Secrétaire général du principal syndicat de personnels de direction, Philippe Tournier a une vision précise et globale des établissements et des valeurs républicaines. Il répond à nos questions sur la ségrégation dans l’école française et la volonté d’instaurer davantage de mixité sociale.
La ministre a lancé des consultations dans le cadre de la « grande mobilisation de l’école pour les valeurs de la République ». Qu’en pensez vous ?
On peut travailler sur les valeurs et le programme d’enseignement moral et civique. Mais on s’aperçoit qu’une partie des jeunes est déjà en marge de ces réalités. Ils ne sont pas forcément contre mais ils s’estiment marginalisés et se sont construits une autre société. Pour eux, le discours sur les valeurs c’est comme de l’eau sur une toile cirée.
Il faut comprendre que tant que la réalité vécue par ces jeunes et leur famille est le contraire de ce qu’on dit, il ne sert à rien de parler de valeurs républicaines. On parle de vivre ensemble mais une partie de la population voit bien qu’elle ne vit pas avec les autres.
Vous proposez une solution avec le PALME ?
Le Snpden propose que la carte scolaire rompe avec une logique de territoire pour se baser en zone urbaine sur le réseau de transport. On peut regrouper des établissements échelonnés sur un axe de transport et créer ainsi des conditions pour une mixité sociale. Cela à condition que le privé sous contrat soit obligé de se plier à la même carte scolaire. Sinon rien n’est possible. Donc ca suppose que les acteurs soient d’accord pour se fixer des objectifs raisonnables et acceptables socialement. Si on n’agit pas sur ce terrain il ne faudra pas s’étonner que les gens qui sont relégués continuent à nourrir du ressentiment.
Vous trouvez qu’on ne met pas assez de moyens dans les REP ?
On a mis beaucoup de moyens dans l’éducation prioritaire. Mais est ce certain que mettre des moyens va permettre à ces populations de rattraper le niveau des autres ? Ce que souhaitent les habitants de ces quartiers c’est fuir ailleurs. On peut toujours améliorer les conditions d’apprentissage. Si les élèves d’une zone reléguée restent entre eux, même avec des classes de 15 élèves, on ne réglera rien.
L’école participe-t-elle à cette ségrégation d’après vous ?
Elle n’en est pas à l’origine.
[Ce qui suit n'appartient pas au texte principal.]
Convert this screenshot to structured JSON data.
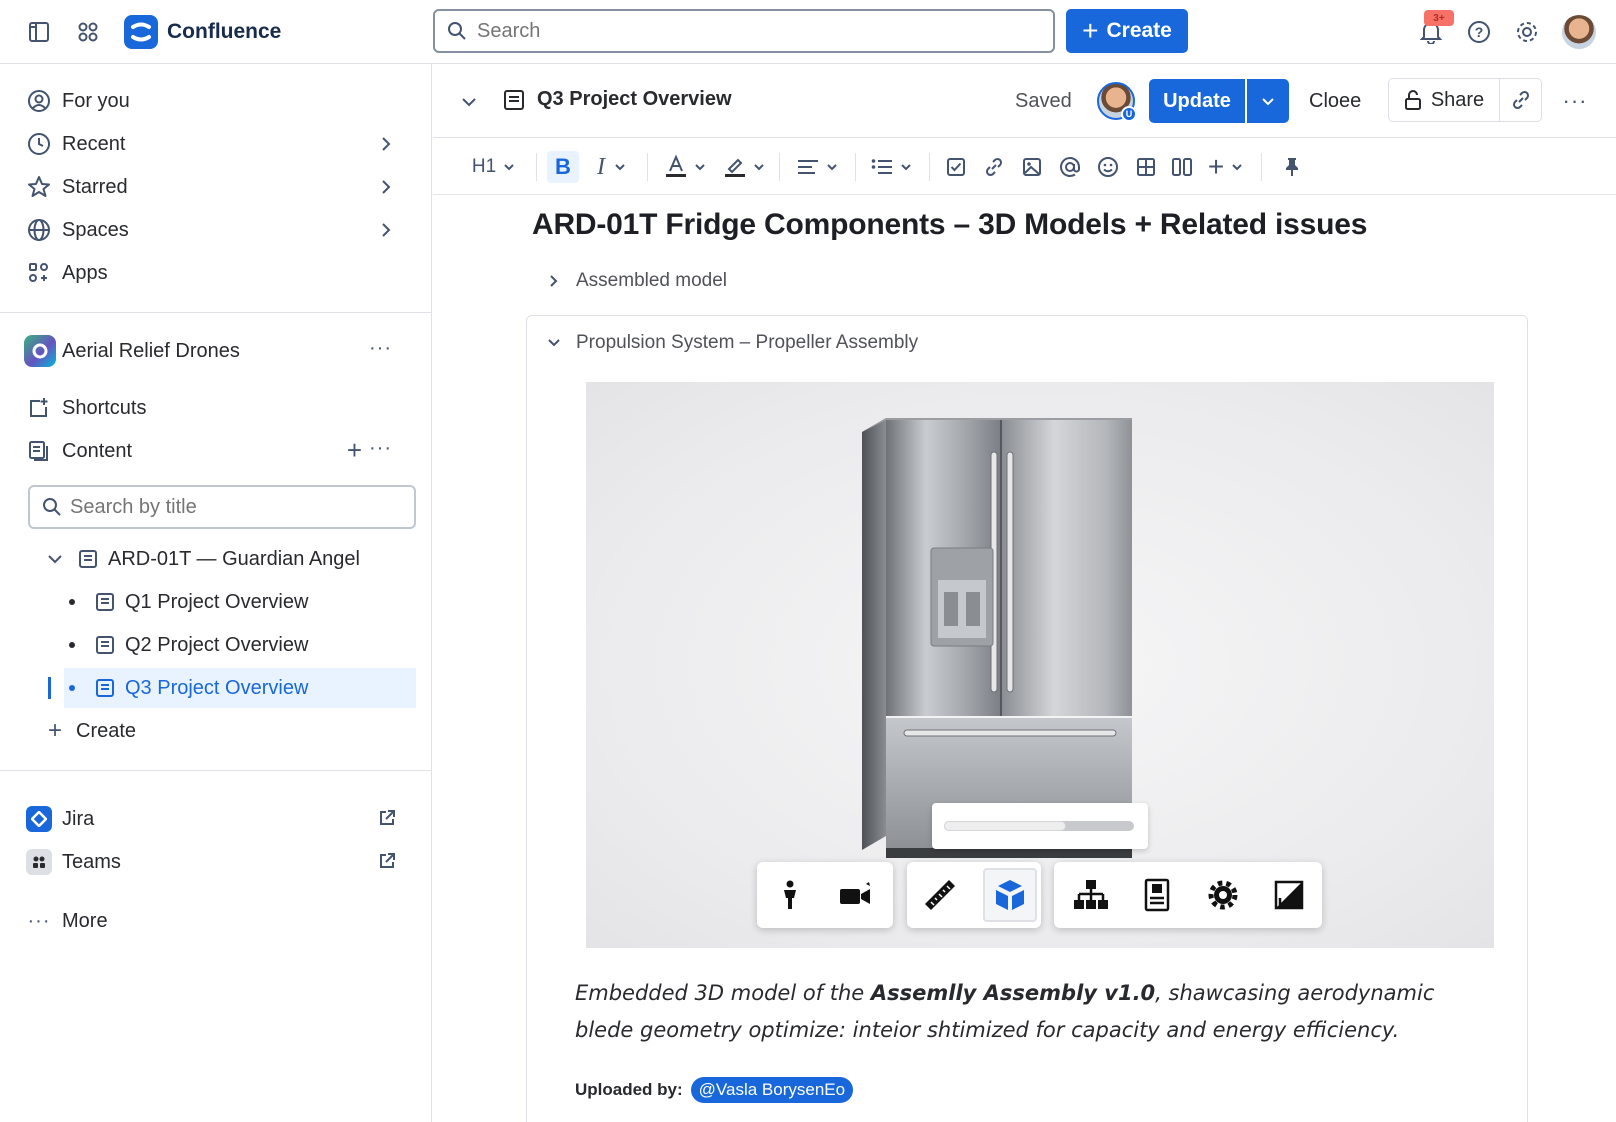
{
  "topnav": {
    "app_name": "Confluence",
    "search_placeholder": "Search",
    "create_label": "Create",
    "notification_badge": "3+"
  },
  "sidebar": {
    "items": [
      {
        "label": "For you"
      },
      {
        "label": "Recent"
      },
      {
        "label": "Starred"
      },
      {
        "label": "Spaces"
      },
      {
        "label": "Apps"
      }
    ],
    "space_name": "Aerial Relief Drones",
    "shortcuts_label": "Shortcuts",
    "content_label": "Content",
    "search_placeholder": "Search by title",
    "tree": {
      "parent": "ARD-01T — Guardian Angel",
      "children": [
        "Q1 Project Overview",
        "Q2 Project Overview",
        "Q3 Project Overview"
      ],
      "selected_index": 2
    },
    "create_label": "Create",
    "apps": [
      {
        "label": "Jira"
      },
      {
        "label": "Teams"
      }
    ],
    "more_label": "More"
  },
  "page": {
    "title": "Q3 Project Overview",
    "saved_label": "Saved",
    "update_label": "Update",
    "close_label": "Cloee",
    "share_label": "Share"
  },
  "toolbar": {
    "heading_label": "H1"
  },
  "content": {
    "heading": "ARD-01T Fridge Components – 3D Models + Related issues",
    "expand_collapsed": "Assembled model",
    "expand_open": "Propulsion System – Propeller Assembly",
    "loading_progress": 0.64,
    "caption_pre": "Embedded 3D model of the ",
    "caption_bold": "Assemlly Assembly v1.0",
    "caption_post": ", shawcasing aerodynamic blede geometry optimize: inteior shtimized for capacity and energy efficiency.",
    "uploaded_label": "Uploaded by:",
    "uploader": "@Vasla BorysenEo"
  },
  "viewer_tools": [
    {
      "icon": "person-icon"
    },
    {
      "icon": "camera-icon"
    },
    {
      "icon": "ruler-icon"
    },
    {
      "icon": "cube-icon",
      "active": true
    },
    {
      "icon": "hierarchy-icon"
    },
    {
      "icon": "properties-icon"
    },
    {
      "icon": "settings-icon"
    },
    {
      "icon": "fullscreen-icon"
    }
  ],
  "colors": {
    "brand": "#1868db",
    "selected_bg": "#e9f2ff",
    "text": "#292a2e"
  }
}
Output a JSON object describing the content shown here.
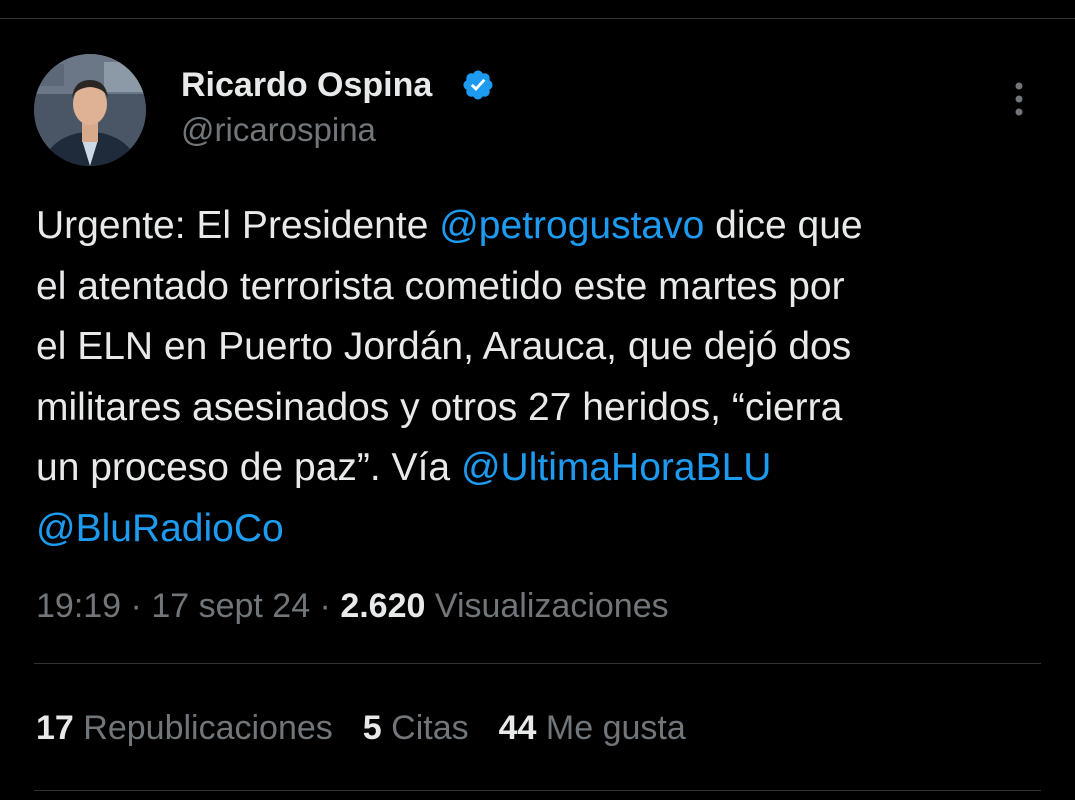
{
  "author": {
    "display_name": "Ricardo Ospina",
    "handle": "@ricarospina",
    "verified_color": "#1d9bf0"
  },
  "tweet": {
    "lines": [
      [
        {
          "t": "Urgente: El Presidente "
        },
        {
          "t": "@petrogustavo",
          "m": true
        },
        {
          "t": " dice que"
        }
      ],
      [
        {
          "t": "el atentado terrorista cometido este martes por"
        }
      ],
      [
        {
          "t": "el ELN en Puerto Jordán, Arauca, que dejó dos"
        }
      ],
      [
        {
          "t": "militares asesinados y otros 27 heridos, “cierra"
        }
      ],
      [
        {
          "t": "un proceso de paz”. Vía "
        },
        {
          "t": "@UltimaHoraBLU",
          "m": true
        }
      ],
      [
        {
          "t": "@BluRadioCo",
          "m": true
        }
      ]
    ]
  },
  "meta": {
    "time": "19:19",
    "separator1": " · ",
    "date": "17 sept 24",
    "separator2": " · ",
    "views_count": "2.620",
    "views_label": "Visualizaciones"
  },
  "stats": {
    "reposts_count": "17",
    "reposts_label": "Republicaciones",
    "quotes_count": "5",
    "quotes_label": "Citas",
    "likes_count": "44",
    "likes_label": "Me gusta"
  },
  "colors": {
    "background": "#000000",
    "text": "#e7e9ea",
    "muted": "#71767b",
    "link": "#1d9bf0",
    "divider": "#2f3336"
  }
}
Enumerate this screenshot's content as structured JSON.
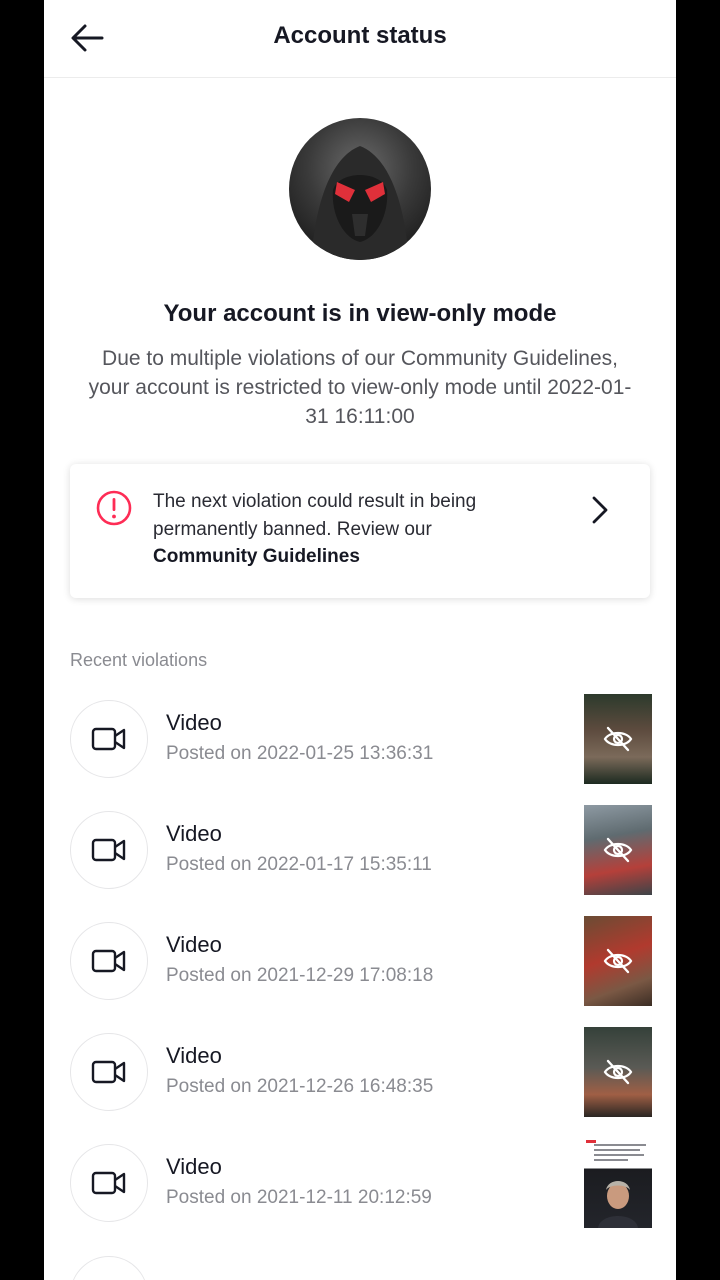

Mais son fonctionnement ne l’empêche pas. De surcroit on observe un déni de cette réalité qui gêne. On sait bien que compte tenu de leur niveau, très souvent on va orienter les européens en série générale, les maghrébins en technologique et les subsahariens en professionnel. Ce n’est pas l’école qui construit cela. Mais c’est son résultat.
Avez vous évoqué ces questions avec la ministre ?
On a parlé de cela avec elle. Mais la tonalité générale de cette rencontre c’est de faire plus de formation continue et de travailler sur les programmes. On n’a pas abordé les questions de carte scolaire. D’ailleurs l’éducation nationale seule ne peut pas changer cela. Pour changer les choses il faudrait une politique bipartisane et de long terme. Or on assiste à un zigzag politique sur le dossier de l’intégration comme vient de le montrer la question de l’accompagnement des sorties d’élèves. Cette politique devrait aussi concerner la politique urbaine et pas que l’école.